Gwendolyn Cohen

Assistant Professor

Gwendolyn Cohen

School of Architecture, Planning and Landscape Architecture

Master of Landscape Architecture

221L Dudley Hall


EDUCATION
Master of Landscape Architecture, University of Virginia, 2014
Bachelor of Fine Arts, Rhode Island School of Design, 2005

Gwendolyn Cohen is an Assistant Professor of Landscape Architecture in the School of Architecture, Planning and Landscape Architecture, where she teaches landscape architecture design studios, courses in the Construction Sequence and elective seminars. She graduated from the University of Virginia with a Master in Landscape Architecture and holds a Bachelor of Fine Arts from the Rhode Island School of Design. Gwen has practiced landscape architecture as an associate at Studio Outside Landscape Architecture in Dallas, Texas and as a landscape designer at Spackman, Mossop, Michaels in New Orleans, Louisiana. Gwen lead master planning projects for the Bernheim Arboretum and Research Forest, Fort Worth Botanic Garden, and Marsh Botanical Garden.

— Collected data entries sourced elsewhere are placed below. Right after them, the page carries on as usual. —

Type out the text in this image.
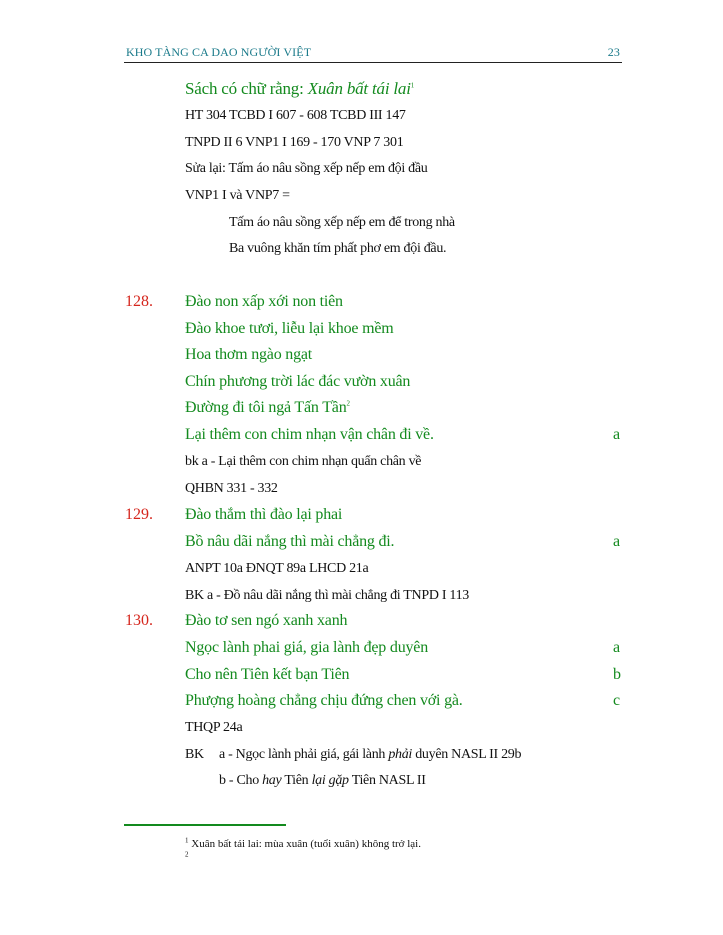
KHO TÀNG CA DAO NGƯỜI VIỆT	23
Sách có chữ rằng: Xuân bất tái lai$^1$
HT 304 TCBD I 607 - 608 TCBD III 147
TNPD II 6 VNP1 I 169 - 170 VNP 7 301
Sửa lại: Tấm áo nâu sồng xếp nếp em đội đầu
VNP1 I và VNP7 =
Tấm áo nâu sồng xếp nếp em để trong nhà
Ba vuông khăn tím phất phơ em đội đầu.
128. Đào non xấp xới non tiên
Đào khoe tươi, liễu lại khoe mềm
Hoa thơm ngào ngạt
Chín phương trời lác đác vườn xuân
Đường đi tôi ngả Tấn Tần$^2$
Lại thêm con chim nhạn vận chân đi về.	a
bk a - Lại thêm con chim nhạn quẩn chân về
QHBN 331 - 332
129. Đào thắm thì đào lại phai
Bồ nâu dãi nắng thì mài chẳng đi.	a
ANPT 10a ĐNQT 89a LHCD 21a
BK a - Đồ nâu dãi nắng thì mài chẳng đi TNPD I 113
130. Đào tơ sen ngó xanh xanh
Ngọc lành phai giá, gia lành đẹp duyên	a
Cho nên Tiên kết bạn Tiên	b
Phượng hoàng chẳng chịu đứng chen với gà.	c
THQP 24a
BK a - Ngọc lành phải giá, gái lành phải duyên NASL II 29b
b - Cho hay Tiên lại gặp Tiên NASL II
$^1$ Xuân bất tái lai: mùa xuân (tuổi xuân) không trở lại.
$^2$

Her built work ranges in scale and includes the design of twenty-three Dallas Public School campuses that now serve as public parks, a corporate campus in Columbus, Ohio, and innovative residential developments such as PS1200 in Fort Worth (in collaboration with D.I.R.T. Studio) and Saint Thomas / Ninth in New Orleans. While practicing, she co-taught studios at the University of Texas in Arlington and the University of Texas in Austin. She served as an artist-in-residence at the University of Oregon’s Overlook Field School. In collaboration with Isaac Cohen, she has researched the Blackland Prairie of Texas—its expansive vertisol soils, its ecologies, its cycles of disturbance, and people’s relationship to it. The Black Belt of Alabama is also defined by its vertisol soils, and shares similar cultural histories. These two ecoregions share a geologic history and reveal the connection between the ground and lived experiences of place.

RESEARCH INTERESTS
Gwendolyn Cohen is a landscape designer whose work considers kinship to the ground, the stories of prairie landscapes, and ways of reading the landscape. Each of these threads are deeply concerned with place, perception, (joyful whimsy), and materiality.